L’euro au service du citoyen européen et du climat
La solidarité est une des valeurs fondatrices du projet européen. Force est de constater qu’aujourd’hui cette solidarité entre États membres, entre régions, entre citoyens, entre travailleurs est mise à mal. Les États membres se font concurrence mutuellement sur leurs régimes fiscaux. À ce petit jeu, c’est le citoyen européen qui se trouve lésé. Faire converger, au niveau européen, la fiscalité sur les revenus des capitaux des entreprises est indispensable. Mais il n’y a pas qu’en matière fiscale que la coopération doit se renforcer. Au niveau social, la concurrence entre travailleurs en Europe a souvent renforcé le sentiment d’une Europe qui ne protège pas ses citoyens.

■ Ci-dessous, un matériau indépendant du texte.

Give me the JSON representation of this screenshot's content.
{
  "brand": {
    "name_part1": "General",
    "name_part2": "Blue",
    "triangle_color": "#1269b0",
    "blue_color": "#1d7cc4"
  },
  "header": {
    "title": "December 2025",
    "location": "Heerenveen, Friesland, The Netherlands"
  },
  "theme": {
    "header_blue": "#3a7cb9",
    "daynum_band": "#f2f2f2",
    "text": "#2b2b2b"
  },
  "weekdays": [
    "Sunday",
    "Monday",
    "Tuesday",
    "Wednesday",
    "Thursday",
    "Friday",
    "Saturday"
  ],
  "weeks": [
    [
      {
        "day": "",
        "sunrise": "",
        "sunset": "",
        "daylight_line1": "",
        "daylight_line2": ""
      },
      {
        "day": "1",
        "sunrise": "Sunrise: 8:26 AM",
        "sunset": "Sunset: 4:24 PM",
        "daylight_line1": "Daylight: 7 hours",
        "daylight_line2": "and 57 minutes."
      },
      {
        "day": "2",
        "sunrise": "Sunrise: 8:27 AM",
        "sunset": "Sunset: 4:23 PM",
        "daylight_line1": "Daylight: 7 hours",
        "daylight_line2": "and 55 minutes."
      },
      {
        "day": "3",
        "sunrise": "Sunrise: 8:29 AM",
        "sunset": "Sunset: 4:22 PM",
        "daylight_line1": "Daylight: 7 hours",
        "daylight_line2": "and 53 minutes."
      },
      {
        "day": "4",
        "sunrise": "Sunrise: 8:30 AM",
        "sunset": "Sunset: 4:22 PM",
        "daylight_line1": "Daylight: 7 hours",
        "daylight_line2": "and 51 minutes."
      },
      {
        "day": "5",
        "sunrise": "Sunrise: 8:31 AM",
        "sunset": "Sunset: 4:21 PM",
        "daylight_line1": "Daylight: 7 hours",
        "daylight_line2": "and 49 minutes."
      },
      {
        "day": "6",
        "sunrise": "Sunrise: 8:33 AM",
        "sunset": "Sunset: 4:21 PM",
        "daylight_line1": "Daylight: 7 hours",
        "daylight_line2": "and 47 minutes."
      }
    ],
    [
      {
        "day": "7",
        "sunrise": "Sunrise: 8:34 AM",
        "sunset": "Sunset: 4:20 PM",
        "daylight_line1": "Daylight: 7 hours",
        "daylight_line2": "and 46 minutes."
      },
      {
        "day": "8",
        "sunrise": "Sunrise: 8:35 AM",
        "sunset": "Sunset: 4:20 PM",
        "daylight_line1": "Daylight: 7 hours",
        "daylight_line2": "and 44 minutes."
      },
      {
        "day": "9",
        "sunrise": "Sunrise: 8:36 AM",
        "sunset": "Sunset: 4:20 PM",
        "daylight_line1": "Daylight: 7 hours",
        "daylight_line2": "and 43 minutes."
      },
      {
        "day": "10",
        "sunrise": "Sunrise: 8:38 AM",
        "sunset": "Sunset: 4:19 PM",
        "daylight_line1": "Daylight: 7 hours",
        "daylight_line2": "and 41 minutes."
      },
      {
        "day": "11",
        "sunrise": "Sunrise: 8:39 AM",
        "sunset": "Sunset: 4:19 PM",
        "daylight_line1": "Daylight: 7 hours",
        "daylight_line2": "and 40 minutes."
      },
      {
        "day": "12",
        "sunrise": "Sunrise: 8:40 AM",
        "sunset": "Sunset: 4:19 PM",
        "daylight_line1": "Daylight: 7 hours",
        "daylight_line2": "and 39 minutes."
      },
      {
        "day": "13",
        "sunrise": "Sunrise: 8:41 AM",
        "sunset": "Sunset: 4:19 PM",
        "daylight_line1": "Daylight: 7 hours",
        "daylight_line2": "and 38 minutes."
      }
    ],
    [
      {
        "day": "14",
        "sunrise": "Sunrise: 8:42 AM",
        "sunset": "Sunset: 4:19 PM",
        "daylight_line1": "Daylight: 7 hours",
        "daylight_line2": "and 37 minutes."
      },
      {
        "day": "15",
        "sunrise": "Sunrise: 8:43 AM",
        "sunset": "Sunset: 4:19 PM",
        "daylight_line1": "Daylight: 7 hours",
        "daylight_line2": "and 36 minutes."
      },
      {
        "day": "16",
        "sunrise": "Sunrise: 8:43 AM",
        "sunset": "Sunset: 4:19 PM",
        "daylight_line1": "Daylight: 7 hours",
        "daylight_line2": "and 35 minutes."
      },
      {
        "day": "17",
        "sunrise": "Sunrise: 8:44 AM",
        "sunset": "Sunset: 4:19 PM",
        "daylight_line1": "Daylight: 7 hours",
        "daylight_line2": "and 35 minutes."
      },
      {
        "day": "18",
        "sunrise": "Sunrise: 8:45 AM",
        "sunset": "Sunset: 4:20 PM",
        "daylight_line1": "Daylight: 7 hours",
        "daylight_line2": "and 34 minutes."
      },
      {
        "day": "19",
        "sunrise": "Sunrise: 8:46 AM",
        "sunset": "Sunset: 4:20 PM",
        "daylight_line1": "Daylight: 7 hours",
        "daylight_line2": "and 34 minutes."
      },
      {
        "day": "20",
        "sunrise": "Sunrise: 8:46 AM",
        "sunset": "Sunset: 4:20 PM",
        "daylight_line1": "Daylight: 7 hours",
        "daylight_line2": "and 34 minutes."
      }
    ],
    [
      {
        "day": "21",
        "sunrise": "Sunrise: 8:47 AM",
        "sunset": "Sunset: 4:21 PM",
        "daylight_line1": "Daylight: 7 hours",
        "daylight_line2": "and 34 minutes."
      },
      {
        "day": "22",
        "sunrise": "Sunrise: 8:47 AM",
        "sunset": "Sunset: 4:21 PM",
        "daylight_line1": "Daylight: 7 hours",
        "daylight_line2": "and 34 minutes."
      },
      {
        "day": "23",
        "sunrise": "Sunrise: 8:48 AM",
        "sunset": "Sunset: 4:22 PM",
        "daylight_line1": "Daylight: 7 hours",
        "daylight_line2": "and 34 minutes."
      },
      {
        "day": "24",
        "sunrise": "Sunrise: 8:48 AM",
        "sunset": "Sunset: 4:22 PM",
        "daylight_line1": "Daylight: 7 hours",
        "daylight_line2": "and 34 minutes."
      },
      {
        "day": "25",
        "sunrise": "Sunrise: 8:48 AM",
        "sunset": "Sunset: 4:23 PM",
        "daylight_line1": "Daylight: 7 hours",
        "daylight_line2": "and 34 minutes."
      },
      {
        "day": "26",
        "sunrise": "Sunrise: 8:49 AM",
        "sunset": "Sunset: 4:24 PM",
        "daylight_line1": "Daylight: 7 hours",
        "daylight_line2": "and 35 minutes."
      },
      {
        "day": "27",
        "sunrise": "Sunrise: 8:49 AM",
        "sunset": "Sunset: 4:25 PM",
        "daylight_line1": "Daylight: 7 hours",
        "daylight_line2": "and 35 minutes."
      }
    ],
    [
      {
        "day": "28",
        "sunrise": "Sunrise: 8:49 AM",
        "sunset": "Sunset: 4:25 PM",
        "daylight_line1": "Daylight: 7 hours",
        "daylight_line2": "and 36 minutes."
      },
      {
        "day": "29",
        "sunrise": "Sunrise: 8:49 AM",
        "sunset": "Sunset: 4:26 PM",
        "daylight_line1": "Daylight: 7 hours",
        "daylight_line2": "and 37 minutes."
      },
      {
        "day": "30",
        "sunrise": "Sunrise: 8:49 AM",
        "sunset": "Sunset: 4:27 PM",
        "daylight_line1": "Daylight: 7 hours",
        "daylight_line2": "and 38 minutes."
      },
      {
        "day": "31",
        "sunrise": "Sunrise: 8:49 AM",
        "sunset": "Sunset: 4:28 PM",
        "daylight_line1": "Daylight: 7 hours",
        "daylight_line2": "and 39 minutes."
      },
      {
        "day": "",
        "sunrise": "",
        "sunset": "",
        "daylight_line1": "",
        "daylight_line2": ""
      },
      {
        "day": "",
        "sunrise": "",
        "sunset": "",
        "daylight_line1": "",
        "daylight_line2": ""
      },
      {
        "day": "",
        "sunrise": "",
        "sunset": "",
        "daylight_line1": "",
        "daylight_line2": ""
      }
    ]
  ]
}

Pour construire un espace économique commun et préserver ses capacités financières, l’Europe doit œuvrer à la convergence fiscale et salariale par le haut et poursuivre la lutte contre le dumping et la fraude fiscale. Une règle simple doit prévaloir : les activités qui sont réalisées dans un pays doivent respecter les dispositions sociales de ce pays, tant du point de vue de la rémunération que des contributions sociales.
L’une des propositions avancées en cette matière consiste à créer un budget de la zone euro appelé « instrument budgétaire ». Ce budget permettrait à des pays qui connaîtraient une brusque chute du PIB et/ou une augmentation du chômage de pouvoir en disposer temporairement à condition de mettre en œuvre les recommandations spécifiques qui leur sont adressées dans le cadre du semestre européen. Ce budget s’élèverait à 1% du PIB de la zone euro, à savoir 100 milliards d’euros. Ce budget serait alimenté par les bénéfices de la BCE (20% de ces bénéfices réaffectés à la BCE, le reste versé aux banques centrales nationales).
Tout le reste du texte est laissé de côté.